Carhaix. A peine lancée, la liste « Oui la Bretagne » bat déjà de l’aile.

regionales

31/07/2015 – 07h00 Carhaix (Breizh-info.com) – Certains observateurs politiques y voyaient un « accord historique pour la Bretagne ». Force est de constater que la plateforme « Oui la Bretagne » pilotée par Christian Troadec, maire de Carhaix, pour les élections régionales, semble déjà battre de l’aile, moins d’un mois après son lancement.

Il est vrai que – selon que l’on soit de gauche, de droite ou du centre – les ralliements à la plateforme se justifient différemment. Pour l’UDB, l’Union Démocratique Bretonne, les choses sont claires : son jeune porte-parole Nil Caouissin prône toujours publiquement la lutte des classes et souhaite participer à une plateforme « de gauche progressiste ».

lutte_classes
Pour le Parti Breton, classé au centre-droit, cette plateforme avait plutôt vocation à rassembler toutes les énergies , au delà des étiquettes politiques, au service d’une Bretagne libérée. C’est d’ailleurs ce qu’avait rappelé Yves Pelle, son président, dans une interview qu’il nous a accordée récemment.
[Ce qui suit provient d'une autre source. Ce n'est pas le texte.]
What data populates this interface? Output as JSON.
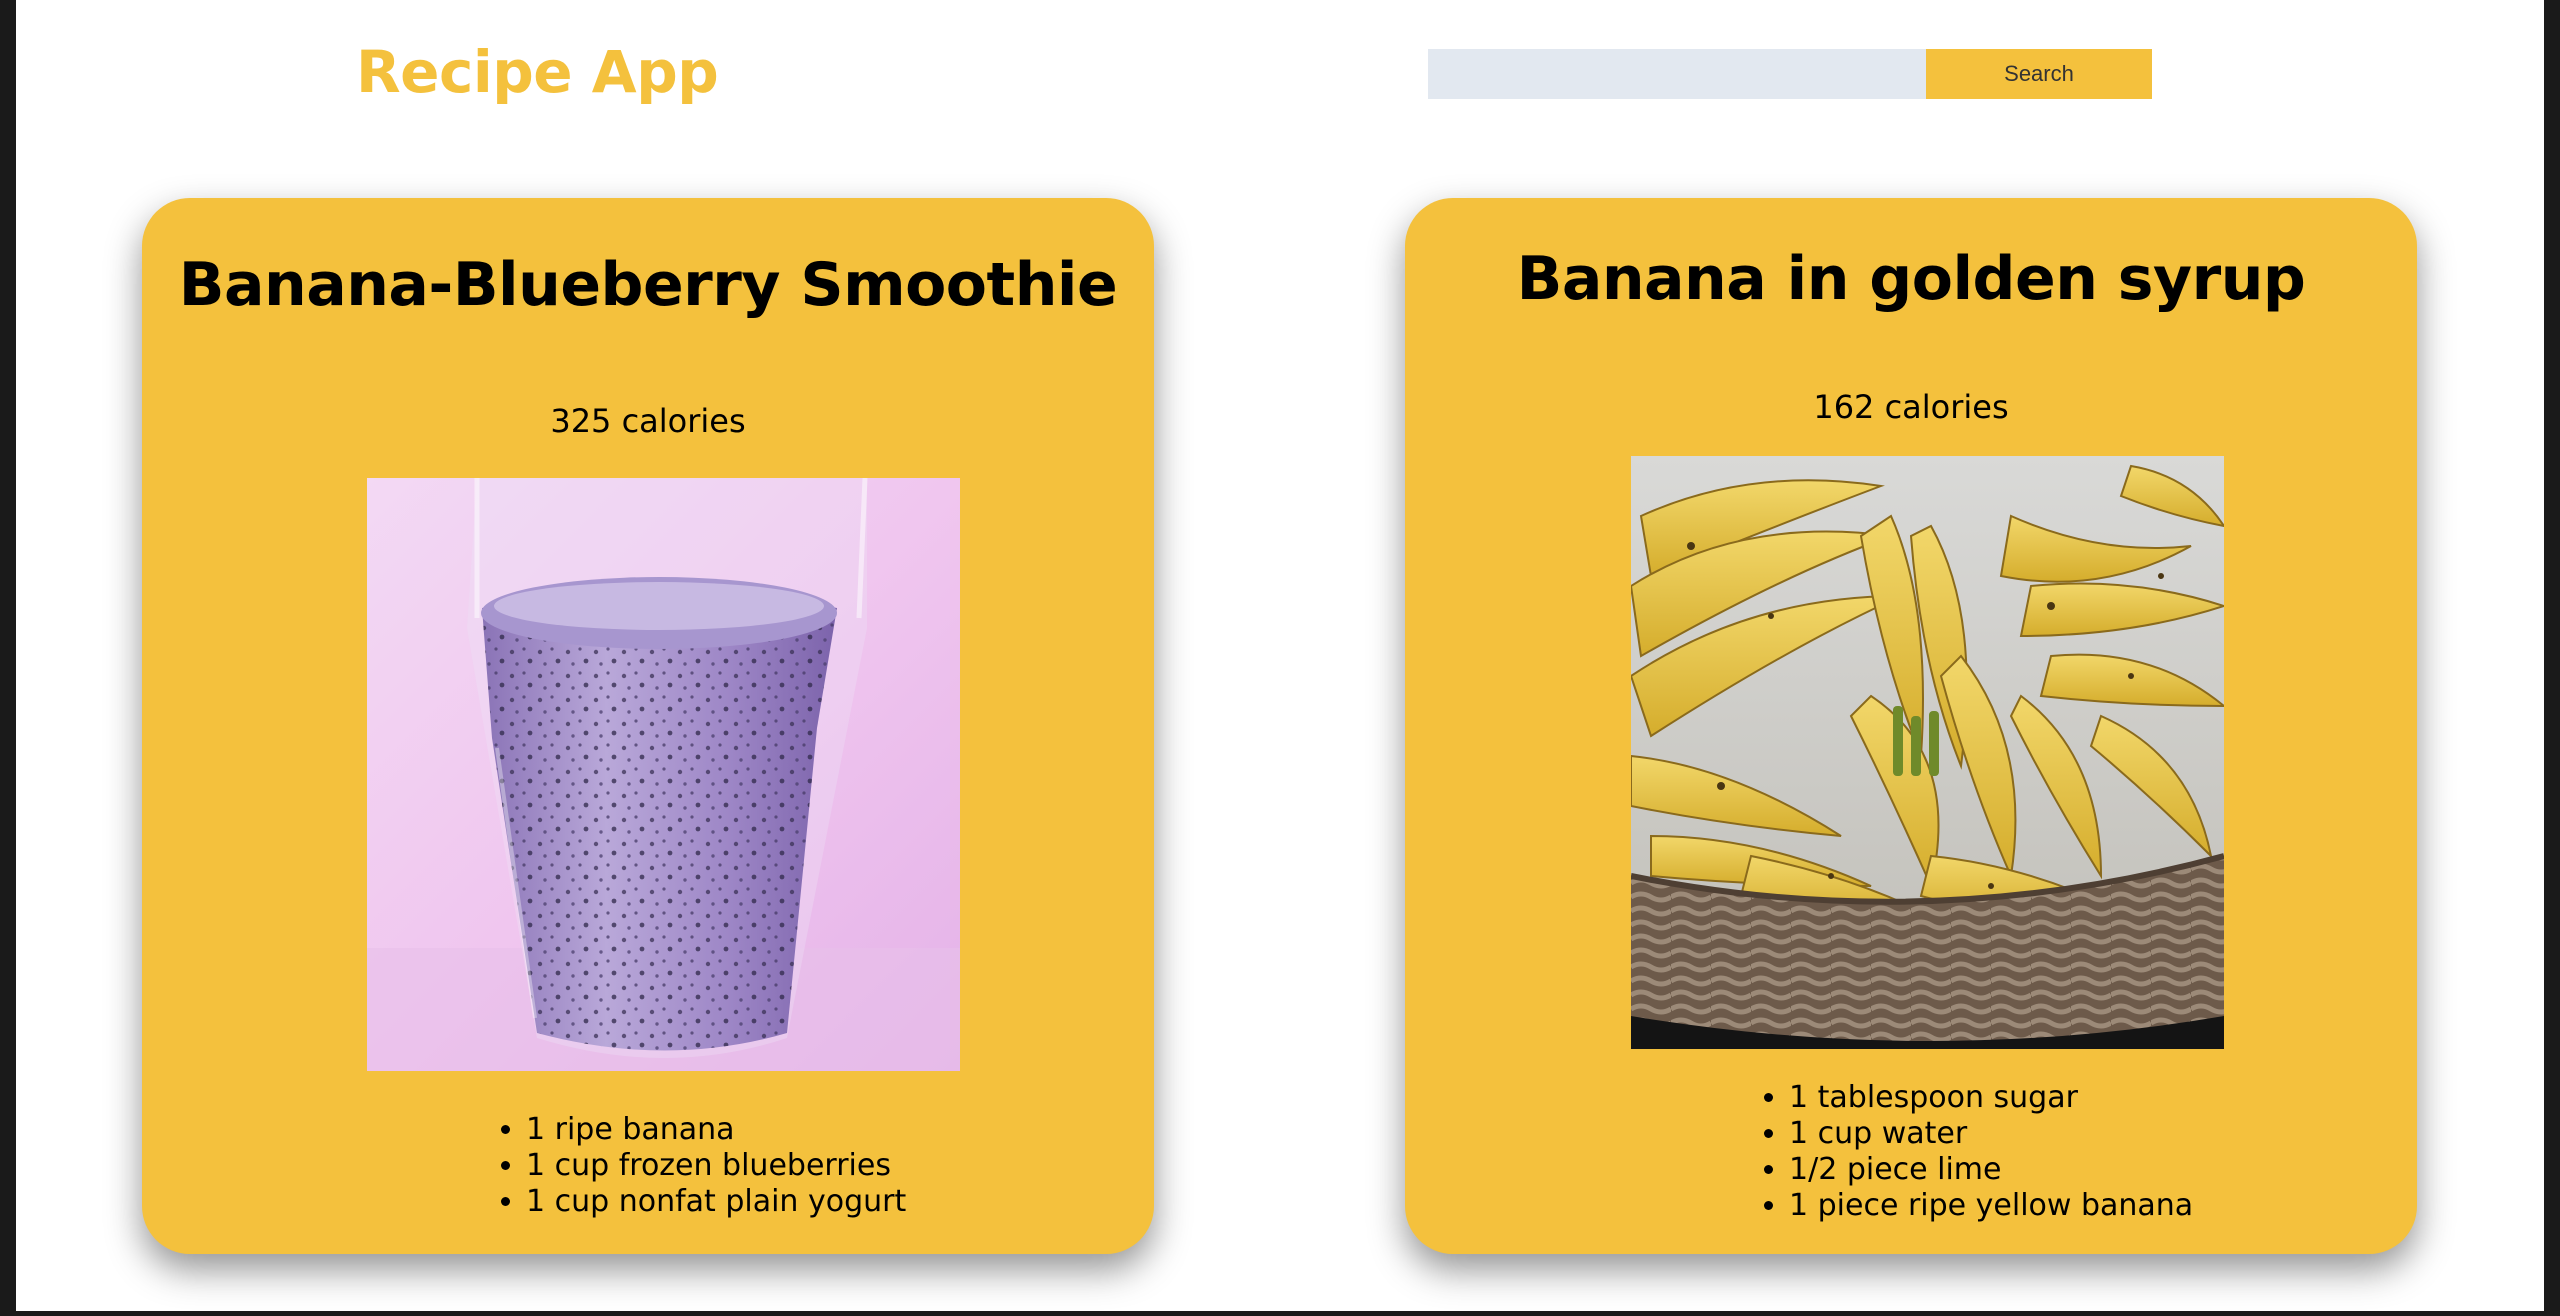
{
  "header": {
    "title": "Recipe App",
    "search_placeholder": "",
    "search_value": "",
    "search_button_label": "Search"
  },
  "recipes": [
    {
      "title": "Banana-Blueberry Smoothie",
      "calories": "325 calories",
      "image_icon": "smoothie-glass-photo",
      "ingredients": [
        "1 ripe banana",
        "1 cup frozen blueberries",
        "1 cup nonfat plain yogurt"
      ]
    },
    {
      "title": "Banana in golden syrup",
      "calories": "162 calories",
      "image_icon": "banana-basket-photo",
      "ingredients": [
        "1 tablespoon sugar",
        "1 cup water",
        "1/2 piece lime",
        "1 piece ripe yellow banana"
      ]
    }
  ],
  "colors": {
    "accent": "#f4c13d",
    "search_input_bg": "#e2e8f0",
    "page_bg": "#ffffff",
    "text": "#000000"
  }
}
Ce dernier a récemment provoqué la colère des responsables de l’UDB, notamment pour cela. Tout ce qui n’est pas à gauche est forcément d’extrême droite si l’on en croit Gaël Briand, membre de l’UDB et rédacteur en chef du mensuel « Le Peuple Breton ». L’UDB en a d’ailleurs profité pour rappeler que le Parti Breton n’était pas membre officiel de la plateforme « Oui la Bretagne », laissant ainsi planer publiquement le doute sur cette alliance.

 briand

Outre ces attaques , c’est également sur le fond des idées qu’une profonde différence apparait, entre les composantes de « Oui la Bretagne ».  Christian Troadec n’hésitait pas il y a quelques jours à attaquer le Parti Socialiste mais aussi la majorité de gauche (dont l’UDB fait partie) au conseil régional de Bretagne sur sa gestion de la crise concernant les éleveurs et l’agriculture. Ceci lui a valu réprimande et condamnation de la part de Pierrick Massiot himself.

briand

Dans le même temps, Nil Caouissin, sur le site du Peuple Breton, fustige là encore Yves Pelle et le Parti Breton qui auraient commis la faute grave de critiquer la gestion budgétaire du Conseil Régional de Bretagne.  « Alors que la Région Bretagne était peu endettée, le déficit a explosé sous les présidences PS de Le Drian et Massiot ». Ce sont les mots du Parti breton. Que tʼinspirent-ils ? » demande le mensuel de gauche .  Et Nil Caouissin de répondre  : « Cʼest soit de la méconnaissance, soit de la mauvaise foi […] On retrouve là un vieux thème de la droite libérale : les investissements publics seraient forcement inutiles, du gaspillage […] Lʼéconomie de marché ne va pas créer elle seule, par génération spontanée, les secteurs économiques et les infrastructures qui nous manquent.».
Rappelons que Christian Guyonvarc’h est rapporteur du budget de la Région Bretagne et que Mona Bras tout comme Naig le Gars sont conseillers régionaux dans la majorité de gauche …tout en étant membre de l’UDB.

Face à ces attaques, le Parti Breton a demandé à Christian Troadec de réagir publiquement, ce qui se fait pour le moment attendre. Difficile pour le maire de Carhaix de réussir à concilier l’inconciliable, c’est à dire une gauche dure et versée avant tout sur l’idéologie et la posture , avec un centre plus ancrée dans le réel et acceptant d’aborder les questions sociétales, y compris « celles qui fâchent » . D’autant plus difficile qu’il s’avère compliqué de faire confiance à une équipe dont une partie travaille déjà à l’heure actuelle avec la majorité PS au Conseil Régional.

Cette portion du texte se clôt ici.